Cone Health Institutional Review Board
The Institutional Review Board (IRB) was established at The Moses H. Cone Memorial Hospital in 1987 in order to encourage, facilitate and support the performance of clinical research by the health professionals who are on the staffs or who have professional or educational assignments at the institution.
The IRB operates in conformity with Federal regulations for the U.S. Department of Health and Human Services and its Office for Human Research Protections (OHRP) as published in the Code of Federal Regulations, Title 45, Public Welfare, Part 46--Protection of Human Subjects (45 CFR 46), as revised and amended from time to time, and in conformity with the rules published by the US Food and Drug Administration (FDA) for research related to new drugs and medical devices and conforms with OHRP’s Guidance on Written IRB Procedures date January 15, 2007.
The Cone Health IRB has jurisdiction over all research involving human subjects performed by members of the various staffs of The Moses H. Cone Memorial Hospital Division; which includes Wesley Long Hospital, The Women's Hospital of Greensboro, Behavioral Health Hospital; Annie Penn Hospital Division (Reidsville NC), Cone Health Cancer Center; Regional Center for Infectious Disease, The Health Services Division; including for all divisions the Medical and Dental Staff, the Nursing Staff, the Pharmacy Staff and the Educational Faculty and Staff of The Greensboro Area Health Education Center (AHEC).
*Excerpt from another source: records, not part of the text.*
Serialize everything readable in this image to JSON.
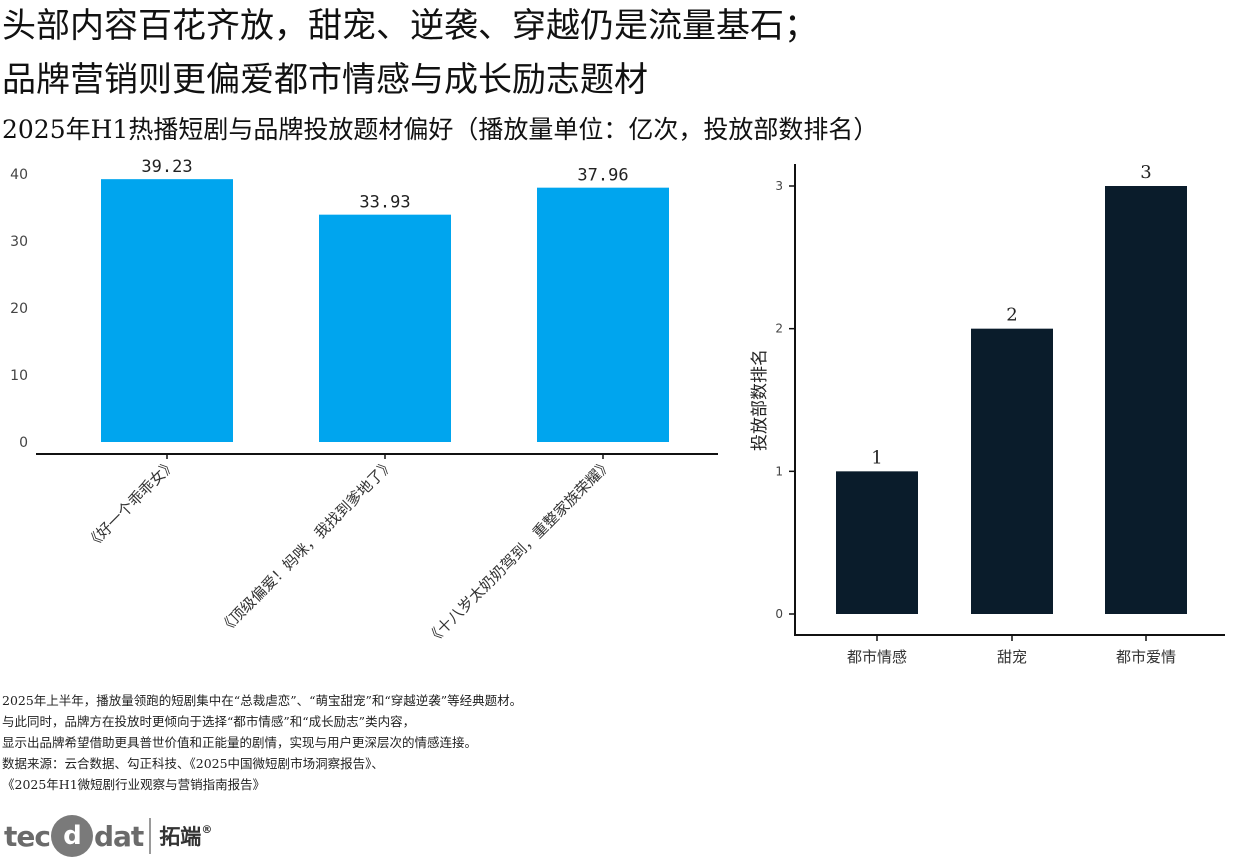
{
  "header": {
    "headline_line1": "头部内容百花齐放，甜宠、逆袭、穿越仍是流量基石；",
    "headline_line2": "品牌营销则更偏爱都市情感与成长励志题材",
    "subtitle": "2025年H1热播短剧与品牌投放题材偏好（播放量单位：亿次，投放部数排名）"
  },
  "colors": {
    "bar_left": "#00A5EE",
    "bar_right": "#0A1C2B",
    "axis": "#111111",
    "text": "#111111"
  },
  "chart_data": [
    {
      "type": "bar",
      "title": "",
      "xlabel": "",
      "ylabel": "",
      "categories": [
        "《好一个乖乖女》",
        "《顶级偏爱！妈咪，我找到爹地了》",
        "《十八岁太奶奶驾到，重整家族荣耀》"
      ],
      "values": [
        39.23,
        33.93,
        37.96
      ],
      "value_labels": [
        "39.23",
        "33.93",
        "37.96"
      ],
      "ylim": [
        0,
        40
      ],
      "yticks": [
        "0",
        "10",
        "20",
        "30",
        "40"
      ],
      "grid": false,
      "legend": "none"
    },
    {
      "type": "bar",
      "title": "",
      "xlabel": "",
      "ylabel": "投放部数排名",
      "categories": [
        "都市情感",
        "甜宠",
        "都市爱情"
      ],
      "values": [
        1,
        2,
        3
      ],
      "value_labels": [
        "1",
        "2",
        "3"
      ],
      "ylim": [
        0,
        3
      ],
      "yticks": [
        "0",
        "1",
        "2",
        "3"
      ],
      "grid": false,
      "legend": "none"
    }
  ],
  "notes": [
    "2025年上半年，播放量领跑的短剧集中在“总裁虐恋”、“萌宝甜宠”和“穿越逆袭”等经典题材。",
    "与此同时，品牌方在投放时更倾向于选择“都市情感”和“成长励志”类内容，",
    "显示出品牌希望借助更具普世价值和正能量的剧情，实现与用户更深层次的情感连接。",
    "数据来源：云合数据、勾正科技、《2025中国微短剧市场洞察报告》、",
    "《2025年H1微短剧行业观察与营销指南报告》"
  ],
  "logo": {
    "brand_prefix": "tec",
    "brand_suffix": "dat",
    "brand_cn": "拓端",
    "registered": "®",
    "icon": "tecdat-logo-icon"
  }
}
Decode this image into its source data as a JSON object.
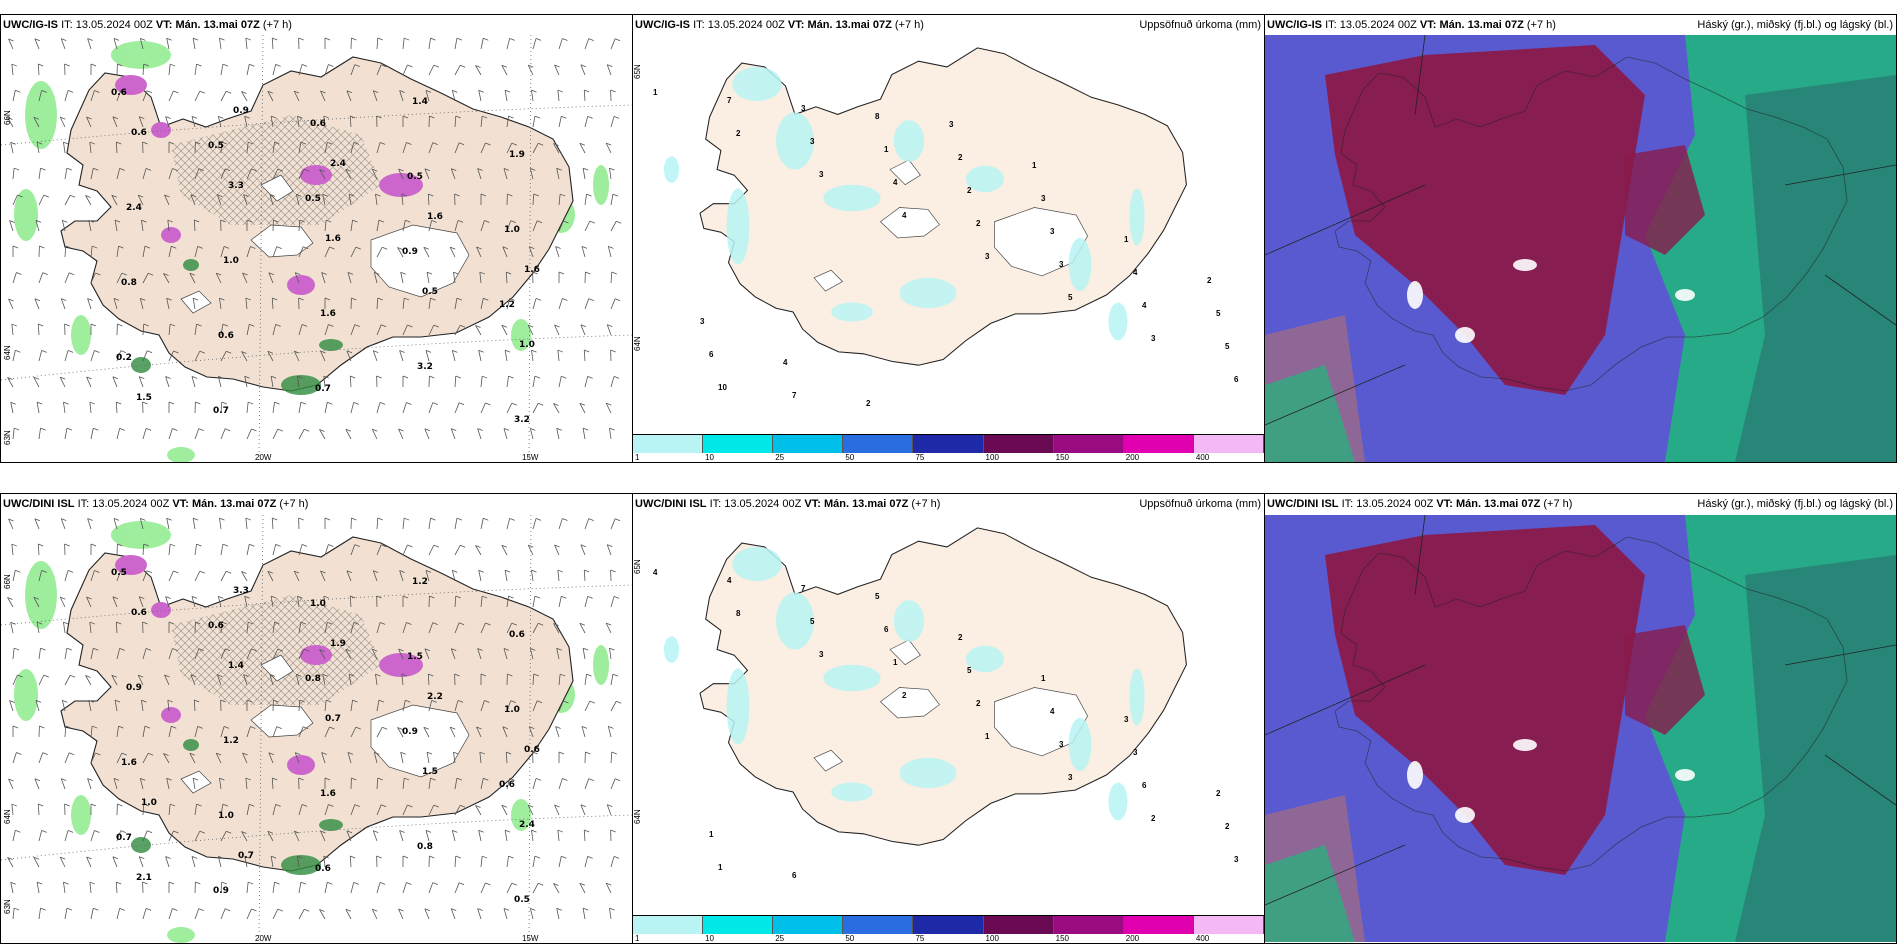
{
  "panels": [
    {
      "id": "top-wind",
      "model": "UWC/IG-IS",
      "it_label": "IT:",
      "it_value": "13.05.2024 00Z",
      "vt_label": "VT:",
      "vt_value": "Mán. 13.mai 07Z",
      "lead": "(+7 h)",
      "right_title": "",
      "lat_labels": [
        "66N",
        "64N",
        "63N"
      ],
      "lon_labels": [
        "20W",
        "15W"
      ],
      "values": [
        "0.6",
        "0.5",
        "0.5",
        "0.9",
        "1.2",
        "0.2",
        "0.7",
        "0.6",
        "0.5",
        "1.0",
        "0.8",
        "0.6",
        "0.7",
        "1.4",
        "1.9",
        "2.4",
        "1.0",
        "1.6",
        "3.2",
        "3.2",
        "0.6",
        "3.3",
        "1.6",
        "0.5",
        "1.0",
        "1.5",
        "0.9",
        "2.4",
        "1.6",
        "1.6"
      ]
    },
    {
      "id": "top-precip",
      "model": "UWC/IG-IS",
      "it_label": "IT:",
      "it_value": "13.05.2024 00Z",
      "vt_label": "VT:",
      "vt_value": "Mán. 13.mai 07Z",
      "lead": "(+7 h)",
      "right_title": "Uppsöfnuð úrkoma (mm)",
      "lat_labels": [
        "65N",
        "64N"
      ],
      "lon_labels": [],
      "values": [
        "1",
        "2",
        "3",
        "4",
        "3",
        "5",
        "3",
        "6",
        "7",
        "3",
        "4",
        "2",
        "3",
        "4",
        "5",
        "10",
        "3",
        "1",
        "2",
        "3",
        "4",
        "5",
        "6",
        "7",
        "8",
        "2",
        "3",
        "1",
        "2",
        "3",
        "4",
        "2",
        "3",
        "1"
      ]
    },
    {
      "id": "top-cloud",
      "model": "UWC/IG-IS",
      "it_label": "IT:",
      "it_value": "13.05.2024 00Z",
      "vt_label": "VT:",
      "vt_value": "Mán. 13.mai 07Z",
      "lead": "(+7 h)",
      "right_title": "Háský (gr.), miðský (fj.bl.) og lágský (bl.)",
      "lat_labels": [],
      "lon_labels": [],
      "values": []
    },
    {
      "id": "bottom-wind",
      "model": "UWC/DINI ISL",
      "it_label": "IT:",
      "it_value": "13.05.2024 00Z",
      "vt_label": "VT:",
      "vt_value": "Mán. 13.mai 07Z",
      "lead": "(+7 h)",
      "right_title": "",
      "lat_labels": [
        "66N",
        "64N",
        "63N"
      ],
      "lon_labels": [
        "20W",
        "15W"
      ],
      "values": [
        "0.5",
        "0.6",
        "0.8",
        "0.9",
        "0.6",
        "0.7",
        "0.9",
        "1.0",
        "1.5",
        "1.0",
        "1.6",
        "1.0",
        "0.6",
        "1.2",
        "0.6",
        "0.9",
        "1.2",
        "1.6",
        "0.8",
        "0.5",
        "0.6",
        "1.4",
        "0.7",
        "1.5",
        "2.4",
        "2.1",
        "3.3",
        "1.9",
        "2.2",
        "0.6",
        "1.0",
        "0.7"
      ]
    },
    {
      "id": "bottom-precip",
      "model": "UWC/DINI ISL",
      "it_label": "IT:",
      "it_value": "13.05.2024 00Z",
      "vt_label": "VT:",
      "vt_value": "Mán. 13.mai 07Z",
      "lead": "(+7 h)",
      "right_title": "Uppsöfnuð úrkoma (mm)",
      "lat_labels": [
        "65N",
        "64N"
      ],
      "lon_labels": [],
      "values": [
        "4",
        "8",
        "3",
        "2",
        "1",
        "3",
        "2",
        "3",
        "4",
        "5",
        "1",
        "2",
        "3",
        "6",
        "2",
        "1",
        "7",
        "6",
        "5",
        "4",
        "3",
        "2",
        "1",
        "6",
        "5",
        "2",
        "1",
        "3"
      ]
    },
    {
      "id": "bottom-cloud",
      "model": "UWC/DINI ISL",
      "it_label": "IT:",
      "it_value": "13.05.2024 00Z",
      "vt_label": "VT:",
      "vt_value": "Mán. 13.mai 07Z",
      "lead": "(+7 h)",
      "right_title": "Háský (gr.), miðský (fj.bl.) og lágský (bl.)",
      "lat_labels": [],
      "lon_labels": [],
      "values": []
    }
  ],
  "precip_scale": {
    "labels": [
      "1",
      "10",
      "25",
      "50",
      "75",
      "100",
      "150",
      "200",
      "400"
    ],
    "colors": [
      "#b8f4f4",
      "#00e8e8",
      "#00bfe8",
      "#2a6de0",
      "#1e2aa8",
      "#6a0a52",
      "#9a0a80",
      "#e000b0",
      "#f4b8f4"
    ]
  },
  "colors": {
    "land": "#f2e1d2",
    "precip_land": "#fbeee3",
    "glacier": "#ffffff",
    "snow_purple": "#cc66cc",
    "green_precip": "#7de87d",
    "cloud_high": "#8a1a4a",
    "cloud_mid": "#5a5ad0",
    "cloud_low": "#1fb87a"
  }
}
The Cone Health IRB will be the IRB of record for all research that involves employees of the Health System and patients who are recruited, enrolled, or treated in the Health System, either as an in-patient or as a Health System outpatient.
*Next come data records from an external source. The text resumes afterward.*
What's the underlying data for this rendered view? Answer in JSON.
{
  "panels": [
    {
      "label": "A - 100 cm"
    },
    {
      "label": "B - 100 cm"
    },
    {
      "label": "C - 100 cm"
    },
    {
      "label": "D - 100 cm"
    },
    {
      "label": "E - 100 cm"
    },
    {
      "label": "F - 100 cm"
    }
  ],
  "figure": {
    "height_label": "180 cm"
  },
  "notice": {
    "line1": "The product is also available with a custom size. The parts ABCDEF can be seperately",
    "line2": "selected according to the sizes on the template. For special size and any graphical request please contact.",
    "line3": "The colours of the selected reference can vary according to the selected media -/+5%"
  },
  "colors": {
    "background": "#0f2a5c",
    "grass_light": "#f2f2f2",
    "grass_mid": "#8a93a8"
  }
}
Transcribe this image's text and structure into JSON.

Through agreements between Cone Health and Randolph Hospital, Asheboro NC, the Cone Health IRB reviews research protocols to which subjects may be recruited in those two hospitals as well, and accordingly, the IRB includes representatives from their respective communities.
The basic function and mission of the IRB is to review and approve research projects to ENSURE that human subjects recruited for participation in research are NOT subjected to unnecessary risk and that subjects are CLEARLY informed and FULLY AWARE of ANY risk that may be involved BEFORE consenting to participate in such research.